Chapter 10: There Once Was A Man Named Chad

With only one week left, I finally understand and realize why some counselors are drawn to some campers and what makes us feel so connected to each other.

There's a need to be needed that lives within my soul. I never really connect with my campers that don't need me as much but I always have an incredibly large soft spot for those that do need me. What I mean is, I have to be able to care for someone in order to not only feel useful but also, to feel bonded. I know that all of my campers need me to some regard, but it's the ones that depend on my assistance that I feel closer to. When I take time off, I always miss and think most about those campers who require just a bit more attention.

However, I am not that counselor that can often be found in close proximity to her campers, meaning I don’t often comfort or console my campers through hug or touch. This is a greater difference that I’ve noticed. There are those counselors who enjoy the physical bonding as much as their campers do, but I can never find it to be anything more than awkward.

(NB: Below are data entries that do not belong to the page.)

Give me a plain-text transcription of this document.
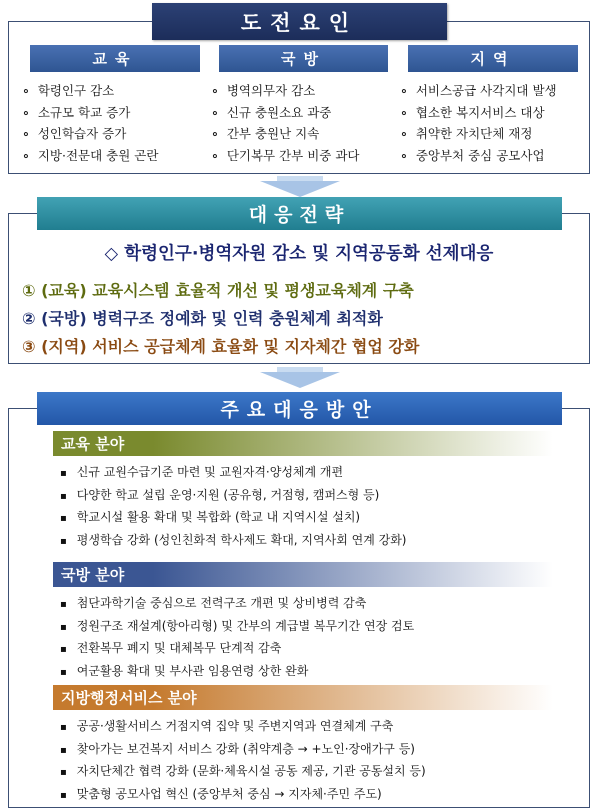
도전요인
교육	국방	지역
∘ 학령인구 감소
∘ 소규모 학교 증가
∘ 성인학습자 증가
∘ 지방·전문대 충원 곤란
∘ 병역의무자 감소
∘ 신규 충원소요 과중
∘ 간부 충원난 지속
∘ 단기복무 간부 비중 과다
∘ 서비스공급 사각지대 발생
∘ 협소한 복지서비스 대상
∘ 취약한 자치단체 재정
∘ 중앙부처 중심 공모사업
대응전략
◇ 학령인구·병역자원 감소 및 지역공동화 선제대응
① (교육) 교육시스템 효율적 개선 및 평생교육체계 구축
② (국방) 병력구조 정예화 및 인력 충원체계 최적화
③ (지역) 서비스 공급체계 효율화 및 지자체간 협업 강화
주요대응방안
교육 분야
▪ 신규 교원수급기준 마련 및 교원자격·양성체계 개편
▪ 다양한 학교 설립 운영·지원 (공유형, 거점형, 캠퍼스형 등)
▪ 학교시설 활용 확대 및 복합화 (학교 내 지역시설 설치)
▪ 평생학습 강화 (성인친화적 학사제도 확대, 지역사회 연계 강화)
국방 분야
▪ 첨단과학기술 중심으로 전력구조 개편 및 상비병력 감축
▪ 정원구조 재설계(항아리형) 및 간부의 계급별 복무기간 연장 검토
▪ 전환복무 폐지 및 대체복무 단계적 감축
▪ 여군활용 확대 및 부사관 임용연령 상한 완화
지방행정서비스 분야
▪ 공공·생활서비스 거점지역 집약 및 주변지역과 연결체계 구축
▪ 찾아가는 보건복지 서비스 강화 (취약계층 → +노인·장애가구 등)
▪ 자치단체간 협력 강화 (문화·체육시설 공동 제공, 기관 공동설치 등)
▪ 맞춤형 공모사업 혁신 (중앙부처 중심 → 지자체·주민 주도)
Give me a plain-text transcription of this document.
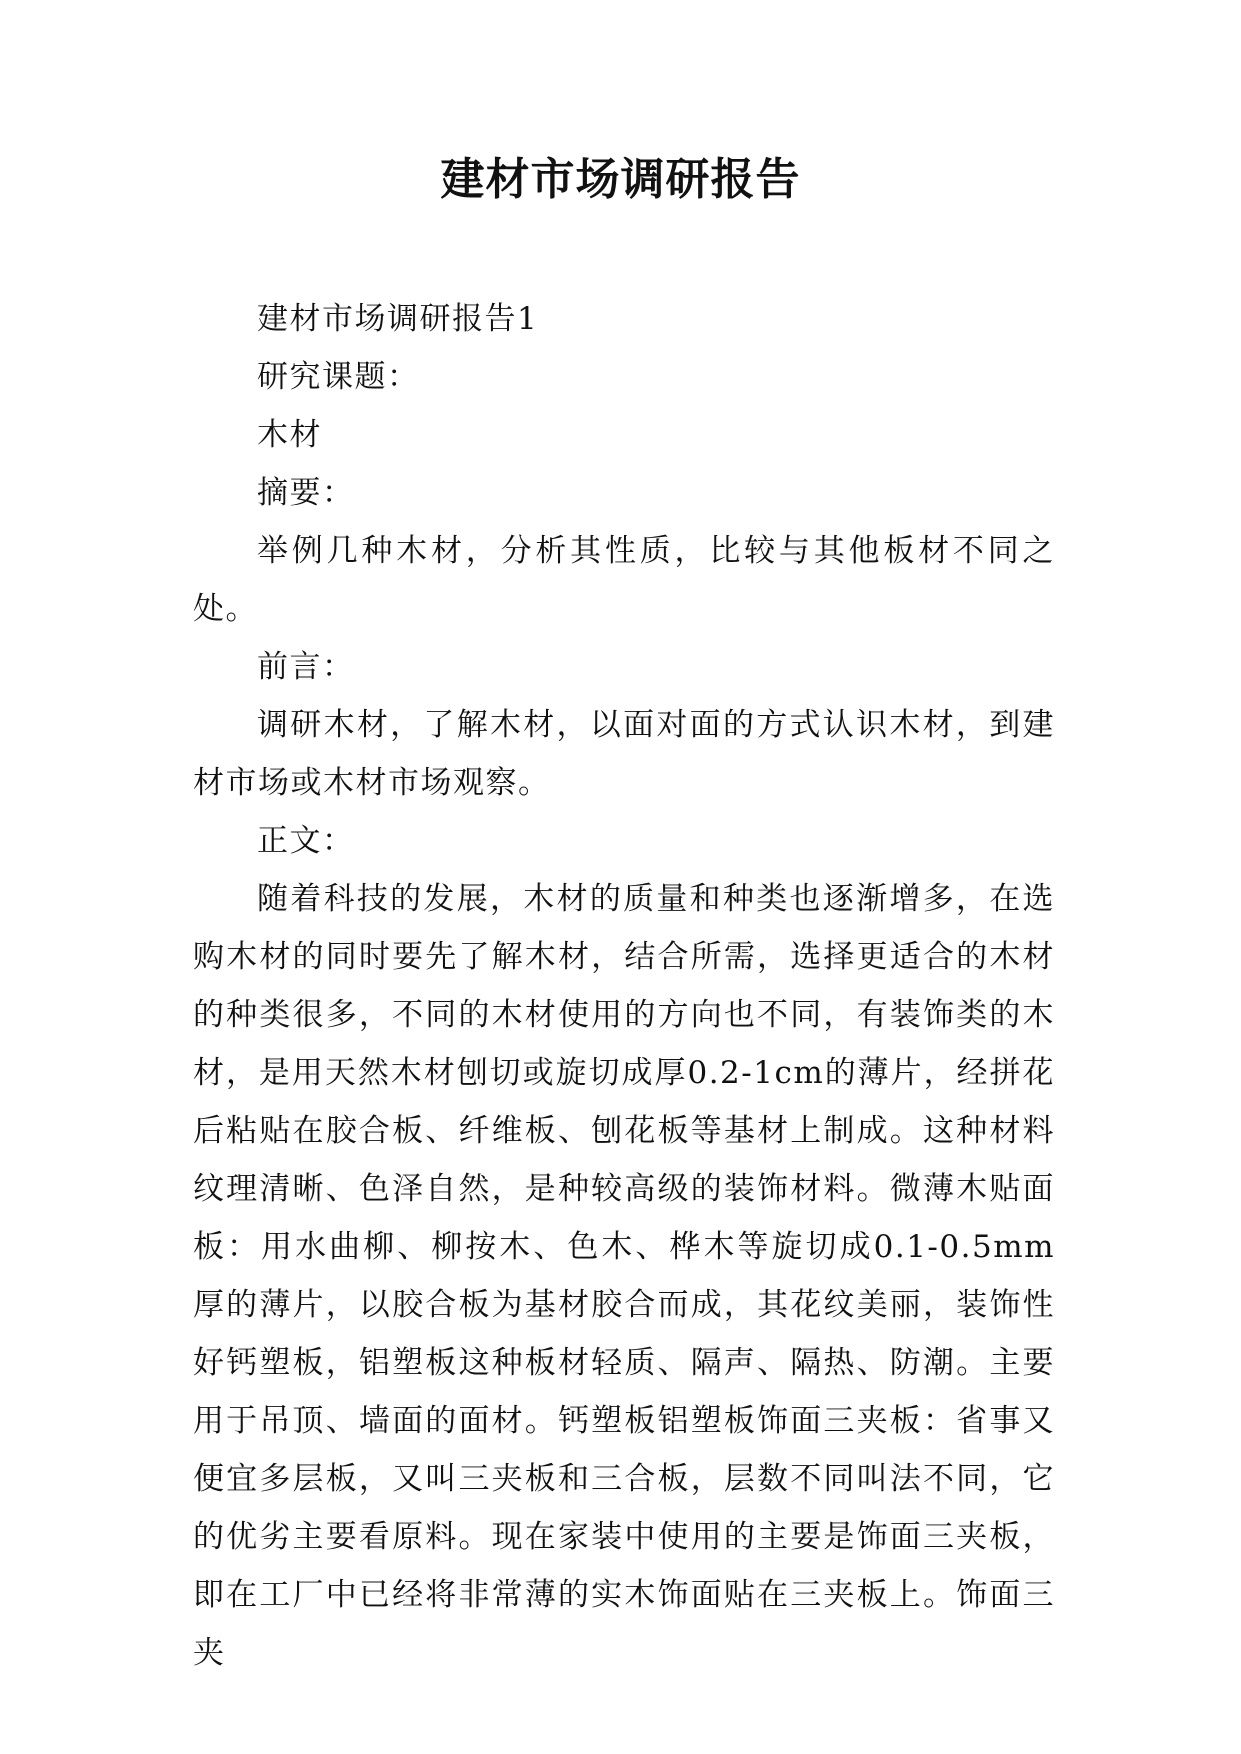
建材市场调研报告

建材市场调研报告1

研究课题：

木材

摘要：

举例几种木材，分析其性质，比较与其他板材不同之处。

前言：

调研木材，了解木材，以面对面的方式认识木材，到建材市场或木材市场观察。

正文：

随着科技的发展，木材的质量和种类也逐渐增多，在选购木材的同时要先了解木材，结合所需，选择更适合的木材的种类很多，不同的木材使用的方向也不同，有装饰类的木材，是用天然木材刨切或旋切成厚0.2-1cm的薄片，经拼花后粘贴在胶合板、纤维板、刨花板等基材上制成。这种材料纹理清晰、色泽自然，是种较高级的装饰材料。微薄木贴面板：用水曲柳、柳按木、色木、桦木等旋切成0.1-0.5mm厚的薄片，以胶合板为基材胶合而成，其花纹美丽，装饰性好钙塑板，铝塑板这种板材轻质、隔声、隔热、防潮。主要用于吊顶、墙面的面材。钙塑板铝塑板饰面三夹板：省事又便宜多层板，又叫三夹板和三合板，层数不同叫法不同，它的优劣主要看原料。现在家装中使用的主要是饰面三夹板，即在工厂中已经将非常薄的实木饰面贴在三夹板上。饰面三夹
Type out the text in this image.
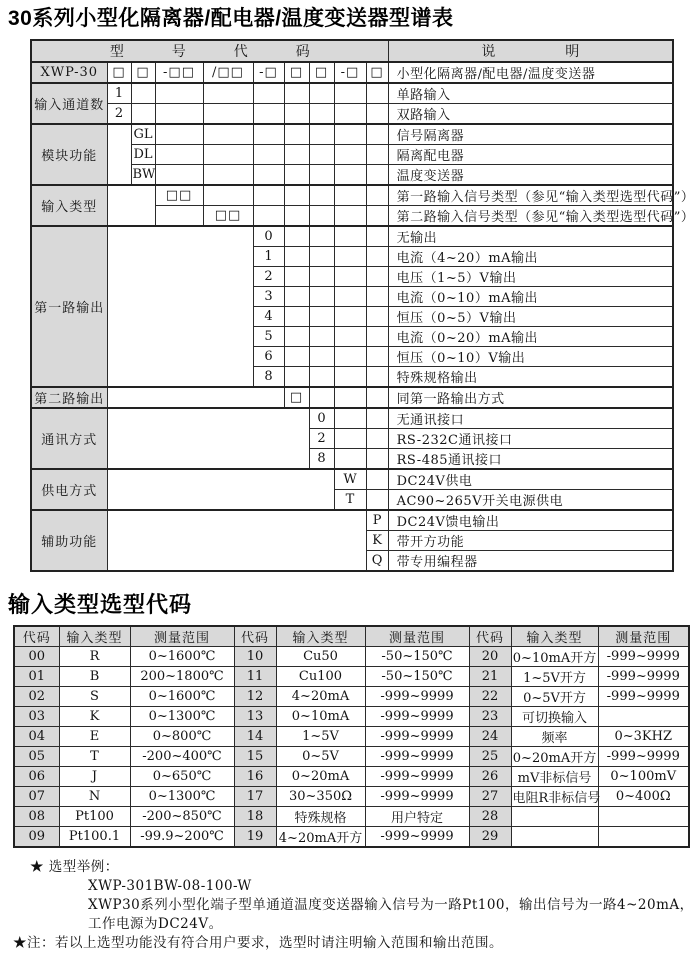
30系列小型化隔离器/配电器/温度变送器型谱表
型号代码										说明
XWP-30	□	□	-□□	/□□	-□	□	□	-□	□	小型化隔离器/配电器/温度变送器
输入通道数	1									单路输入
	2									双路输入
模块功能		GL								信号隔离器
		DL								隔离配电器
		BW								温度变送器
输入类型			□□							第一路输入信号类型（参见“输入类型选型代码”）
				□□						第二路输入信号类型（参见“输入类型选型代码”）
第一路输出					0					无输出
					1					电流（4~20）mA输出
					2					电压（1~5）V输出
					3					电流（0~10）mA输出
					4					恒压（0~5）V输出
					5					电流（0~20）mA输出
					6					恒压（0~10）V输出
					8					特殊规格输出
第二路输出						□				同第一路输出方式
通讯方式							0			无通讯接口
							2			RS-232C通讯接口
							8			RS-485通讯接口
供电方式								W		DC24V供电
								T		AC90~265V开关电源供电
辅助功能									P	DC24V馈电输出
									K	带开方功能
									Q	带专用编程器
输入类型选型代码
代码	输入类型	测量范围	代码	输入类型	测量范围	代码	输入类型	测量范围
00	R	0~1600℃	10	Cu50	-50~150℃	20	0~10mA开方	-999~9999
01	B	200~1800℃	11	Cu100	-50~150℃	21	1~5V开方	-999~9999
02	S	0~1600℃	12	4~20mA	-999~9999	22	0~5V开方	-999~9999
03	K	0~1300℃	13	0~10mA	-999~9999	23	可切换输入	
04	E	0~800℃	14	1~5V	-999~9999	24	频率	0~3KHZ
05	T	-200~400℃	15	0~5V	-999~9999	25	0~20mA开方	-999~9999
06	J	0~650℃	16	0~20mA	-999~9999	26	mV非标信号	0~100mV
07	N	0~1300℃	17	30~350Ω	-999~9999	27	电阻R非标信号	0~400Ω
08	Pt100	-200~850℃	18	特殊规格	用户特定	28		
09	Pt100.1	-99.9~200℃	19	4~20mA开方	-999~9999	29		
★ 选型举例：
XWP-301BW-08-100-W
XWP30系列小型化端子型单通道温度变送器输入信号为一路Pt100，输出信号为一路4~20mA，
工作电源为DC24V。
★注：若以上选型功能没有符合用户要求，选型时请注明输入范围和输出范围。
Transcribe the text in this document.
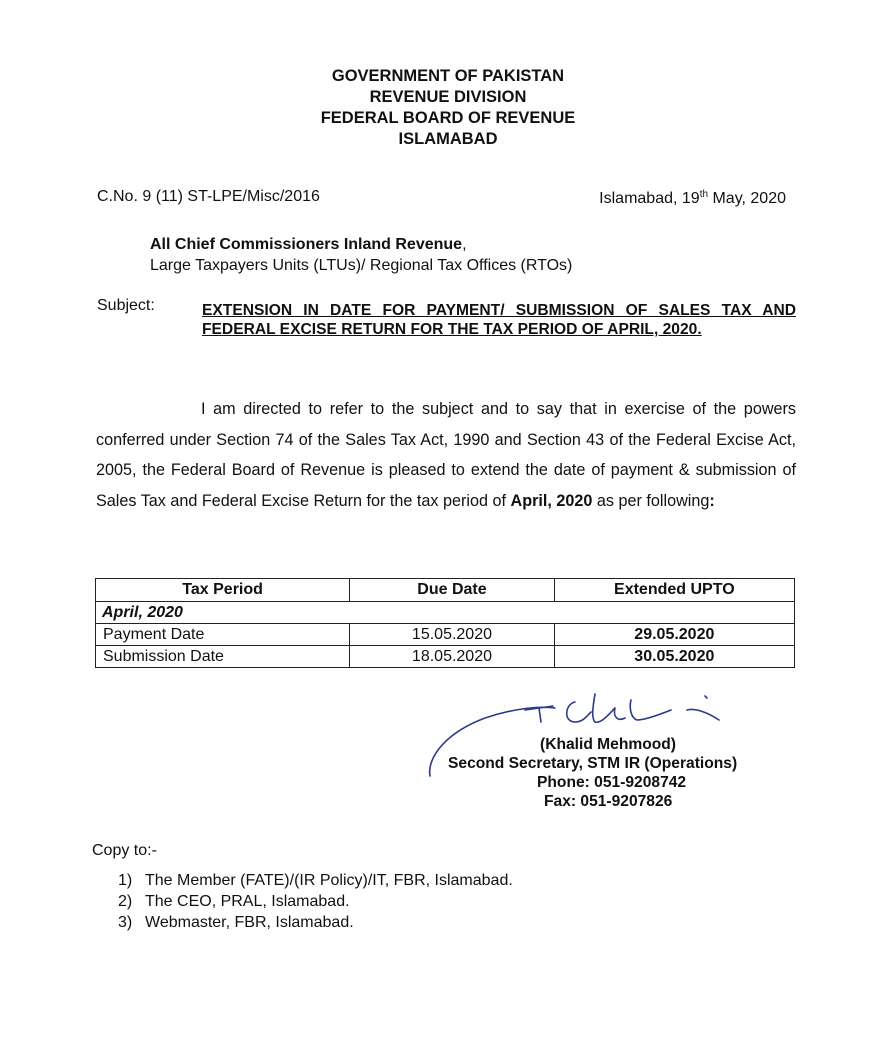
GOVERNMENT OF PAKISTAN
REVENUE DIVISION
FEDERAL BOARD OF REVENUE
ISLAMABAD
C.No. 9 (11) ST-LPE/Misc/2016	Islamabad, 19th May, 2020
All Chief Commissioners Inland Revenue,
Large Taxpayers Units (LTUs)/ Regional Tax Offices (RTOs)
Subject:	EXTENSION IN DATE FOR PAYMENT/ SUBMISSION OF SALES TAX AND FEDERAL EXCISE RETURN FOR THE TAX PERIOD OF APRIL, 2020.
I am directed to refer to the subject and to say that in exercise of the powers conferred under Section 74 of the Sales Tax Act, 1990 and Section 43 of the Federal Excise Act, 2005, the Federal Board of Revenue is pleased to extend the date of payment & submission of Sales Tax and Federal Excise Return for the tax period of April, 2020 as per following:
Tax Period	Due Date	Extended UPTO
April, 2020		
Payment Date	15.05.2020	29.05.2020
Submission Date	18.05.2020	30.05.2020
(Khalid Mehmood)
Second Secretary, STM IR (Operations)
Phone: 051-9208742
Fax: 051-9207826
Copy to:-
1) The Member (FATE)/(IR Policy)/IT, FBR, Islamabad.
2) The CEO, PRAL, Islamabad.
3) Webmaster, FBR, Islamabad.
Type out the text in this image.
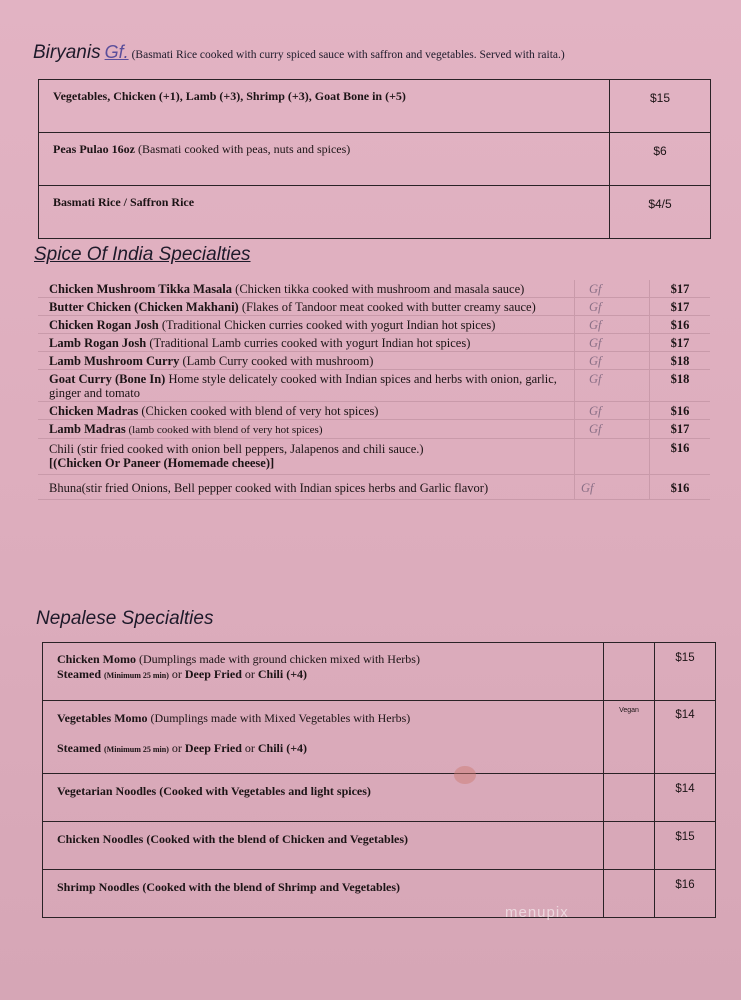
Biryanis Gf. (Basmati Rice cooked with curry spiced sauce with saffron and vegetables. Served with raita.)
Vegetables, Chicken (+1), Lamb (+3), Shrimp (+3), Goat Bone in (+5)	$15
Peas Pulao 16oz (Basmati cooked with peas, nuts and spices)	$6
Basmati Rice / Saffron Rice	$4/5
Spice Of India Specialties
Chicken Mushroom Tikka Masala (Chicken tikka cooked with mushroom and masala sauce)	Gf	$17
Butter Chicken (Chicken Makhani) (Flakes of Tandoor meat cooked with butter creamy sauce)	Gf	$17
Chicken Rogan Josh (Traditional Chicken curries cooked with yogurt Indian hot spices)	Gf	$16
Lamb Rogan Josh (Traditional Lamb curries cooked with yogurt Indian hot spices)	Gf	$17
Lamb Mushroom Curry (Lamb Curry cooked with mushroom)	Gf	$18
Goat Curry (Bone In) Home style delicately cooked with Indian spices and herbs with onion, garlic, ginger and tomato	Gf	$18
Chicken Madras (Chicken cooked with blend of very hot spices)	Gf	$16
Lamb Madras (lamb cooked with blend of very hot spices)	Gf	$17
Chili (stir fried cooked with onion bell peppers, Jalapenos and chili sauce.)
[(Chicken Or Paneer (Homemade cheese)]		$16
Bhuna(stir fried Onions, Bell pepper cooked with Indian spices herbs and Garlic flavor)	Gf	$16
Nepalese Specialties
Chicken Momo (Dumplings made with ground chicken mixed with Herbs)
Steamed (Minimum 25 min) or Deep Fried or Chili (+4)		$15
Vegetables Momo (Dumplings made with Mixed Vegetables with Herbs)

Steamed (Minimum 25 min) or Deep Fried or Chili (+4)	Vegan	$14
Vegetarian Noodles (Cooked with Vegetables and light spices)		$14
Chicken Noodles (Cooked with the blend of Chicken and Vegetables)		$15
Shrimp Noodles (Cooked with the blend of Shrimp and Vegetables)		$16
menupix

It has nothing to do with personal space either, it has to do with my not needing to have a physical connection in order to feel connected. I know that campers can sense this from me because only a few have ever tried to test that. It’s ok though, there is always another counselor that is able to fulfill that role and I am always there to care for campers in a different way.

This week though, was a week of firsts:

-first male cabin of the summer

-first week with 90% personal cares

-first week to be needed in every capacity (read above)

-first week to recognize and understand why those differences are so important.

Anyway, so ends week 7 of my 8 week journey. Anticipating my last week in Minnesota leaves me both relieved and sad. I am about to prepare for the last week knowing that I can be both types of counselor – thanks to a man named Chad.